The WCM Defendants contend that plaintiff received her full salary and benefits through April 2021, but this factual assertion is made in a memorandum of law. An unsworn memorandum of law from an attorney without personal knowledge has no probative value (see Sirico v F.G.G. Prods., Inc., 71 A.D.3d 429, 432 [1st Dept 2010] [statements in memorandum of law have no evidentiary value]; Rogers v Krauss, 2012 NY Slip Op 33553[U], *8 [Sup Ct, NY County 2012] ["The facts stated in the memoranda of law ... are merely unsworn statements not based on personal knowledge, and are not part of the record. They have no evidentiary value any more than facts stated in an attorney's affidavit"]; Eden Rock Fin. Fund, L.P. v Gerova Fin. Group Ltd., 34 Misc.3d 1205[A], 2011 NY Slip Op 52431[U], *5 [Sup Ct, NY County 2011] [denying a CPLR 3211 motion to dismiss, in part, where "[t]he numerous factual assertions made by counsel for [defendant] in its memoranda of law, upon which its arguments are based, would lack any evidentiary value even on a summary judgment motion, and have no bearing on these motions addressed to the sufficiency of the complaint"]). Furthermore, even if plaintiff had received her full salary, she has pled facts alleging that her research responsibilities were significantly reduced and that she was treated less well than her male colleagues.
Plaintiff, in opposition, submits a letter dated November 17, 2020 informing counsel for the WCM Defendants that she had accepted a position at Maimonedes Medical Center and was "entitled, by contract, to receive her full salary and benefits through at least [April 19, 2021]" (NYSCEF Doc No. 82, Stulberg affirmation, Ex A at 2).
As to the fourth element, a "'[discriminatory motivation may be inferred from, among other things, 'invidious comments about others in the employee's protected group[,] or the more favorable treatment of employees not in the protected group'" (Mazzeo v Mnuchin, 751 Fed.Appx 13, 14 [2d Cir 2018] [citation omitted]; see also Whitfield-Ortiz v Department of Educ. of City of N. Y., 116 A.D.3d 580, 581 [1st Dept 2014] [finding that the plaintiff failed to plead discriminatory animus because the complaint did not contain allegations of comments or references to race or gender or allege facts that others who did not share the plaintiffs protected characteristics were treated more favorably]). Construing the SAC in the light most favorable to plaintiff, the SAC pleads facts sufficient to infer that plaintiff suffered an adverse action or disadvantage treatment because of her gender and familial/caregiver status. The SAC alleges that Dr. Yantiss remarked on plaintiffs inability to perform her job once she became a mother and that she was treated less well than male faculty members who were not caregivers.

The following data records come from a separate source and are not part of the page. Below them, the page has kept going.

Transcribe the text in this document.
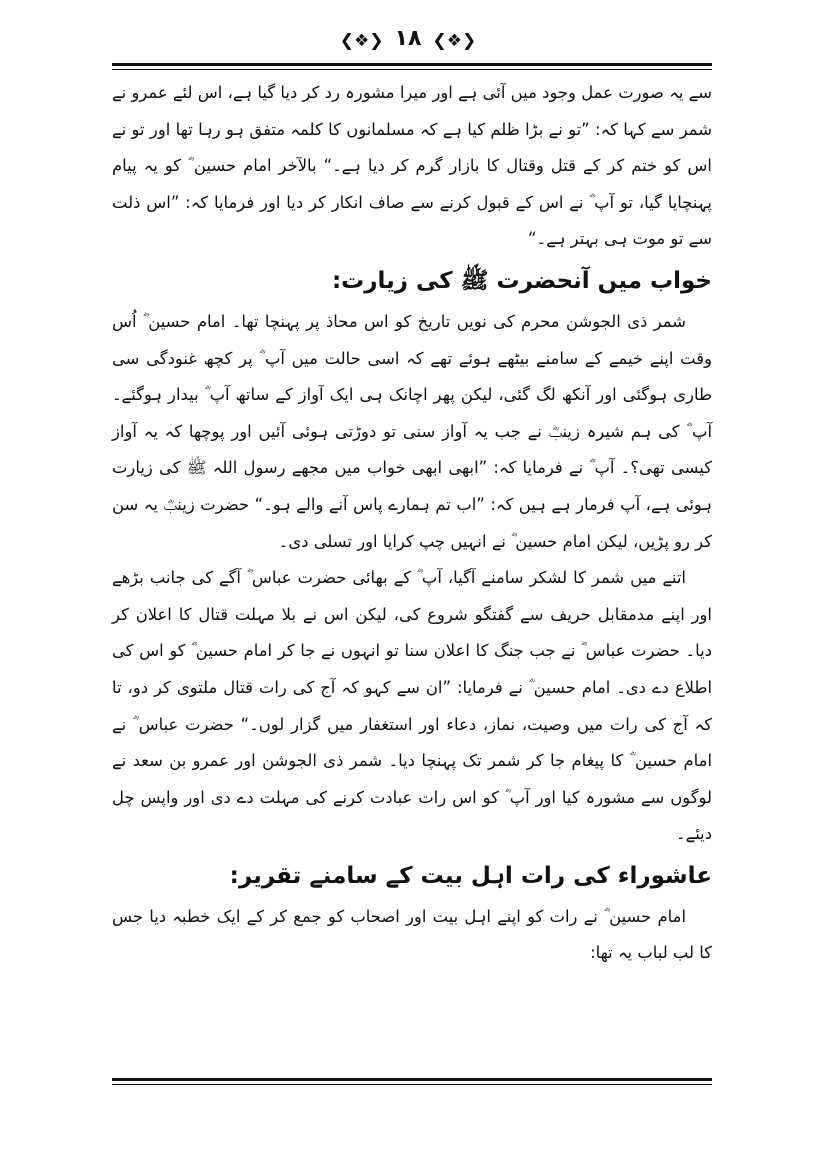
❮❖❯ ۱۸ ❮❖❯

سے یہ صورت عمل وجود میں آئی ہے اور میرا مشورہ رد کر دیا گیا ہے، اس لئے عمرو نے شمر سے کہا کہ: ”تو نے بڑا ظلم کیا ہے کہ مسلمانوں کا کلمہ متفق ہو رہا تھا اور تو نے اس کو ختم کر کے قتل وقتال کا بازار گرم کر دیا ہے۔“ بالآخر امام حسین ؓ کو یہ پیام پہنچایا گیا، تو آپ ؓ نے اس کے قبول کرنے سے صاف انکار کر دیا اور فرمایا کہ: ”اس ذلت سے تو موت ہی بہتر ہے۔“

خواب میں آنحضرت ﷺ کی زیارت:

شمر ذی الجوشن محرم کی نویں تاریخ کو اس محاذ پر پہنچا تھا۔ امام حسین ؓ اُس وقت اپنے خیمے کے سامنے بیٹھے ہوئے تھے کہ اسی حالت میں آپ ؓ پر کچھ غنودگی سی طاری ہوگئی اور آنکھ لگ گئی، لیکن پھر اچانک ہی ایک آواز کے ساتھ آپ ؓ بیدار ہوگئے۔ آپ ؓ کی ہم شیرہ زینبؓ نے جب یہ آواز سنی تو دوڑتی ہوئی آئیں اور پوچھا کہ یہ آواز کیسی تھی؟۔ آپ ؓ نے فرمایا کہ: ”ابھی ابھی خواب میں مجھے رسول اللہ ﷺ کی زیارت ہوئی ہے، آپ فرمار ہے ہیں کہ: ”اب تم ہمارے پاس آنے والے ہو۔“ حضرت زینبؓ یہ سن کر رو پڑیں، لیکن امام حسین ؓ نے انہیں چپ کرایا اور تسلی دی۔

اتنے میں شمر کا لشکر سامنے آگیا، آپ ؓ کے بھائی حضرت عباس ؓ آگے کی جانب بڑھے اور اپنے مدمقابل حریف سے گفتگو شروع کی، لیکن اس نے بلا مہلت قتال کا اعلان کر دیا۔ حضرت عباس ؓ نے جب جنگ کا اعلان سنا تو انہوں نے جا کر امام حسین ؓ کو اس کی اطلاع دے دی۔ امام حسین ؓ نے فرمایا: ”ان سے کہو کہ آج کی رات قتال ملتوی کر دو، تا کہ آج کی رات میں وصیت، نماز، دعاء اور استغفار میں گزار لوں۔“ حضرت عباس ؓ نے امام حسین ؓ کا پیغام جا کر شمر تک پہنچا دیا۔ شمر ذی الجوشن اور عمرو بن سعد نے لوگوں سے مشورہ کیا اور آپ ؓ کو اس رات عبادت کرنے کی مہلت دے دی اور واپس چل دیئے۔

عاشوراء کی رات اہل بیت کے سامنے تقریر:

امام حسین ؓ نے رات کو اپنے اہل بیت اور اصحاب کو جمع کر کے ایک خطبہ دیا جس کا لب لباب یہ تھا:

The WCM Defendants argue that Dr. Yantiss's comments constitute non-actionable, petty slights. While the State and City HRLs are not "general civility code[s]" (Williams, 61 A.D.3d at 79 [internal quotation marks and citation omitted]), whether conduct constitutes a petty slight or trivial inconvenience is an affirmative defense that must be raised in the defendant's answer (Kaplan v New York City Dept. of Health & Mental Hygiene, 142 A.D.3d 1050, 1051 [2d Dept 2016]). Thus, it is more appropriate to address that issue on a motion for summary judgment and not on a pre-answer, pre-discovery motion to dismiss (id.). Accordingly, that part of the WCM Defendants' motion seeking to dismiss so much of the first and second causes of action predicated on gender and familial/caregiver status discrimination is denied.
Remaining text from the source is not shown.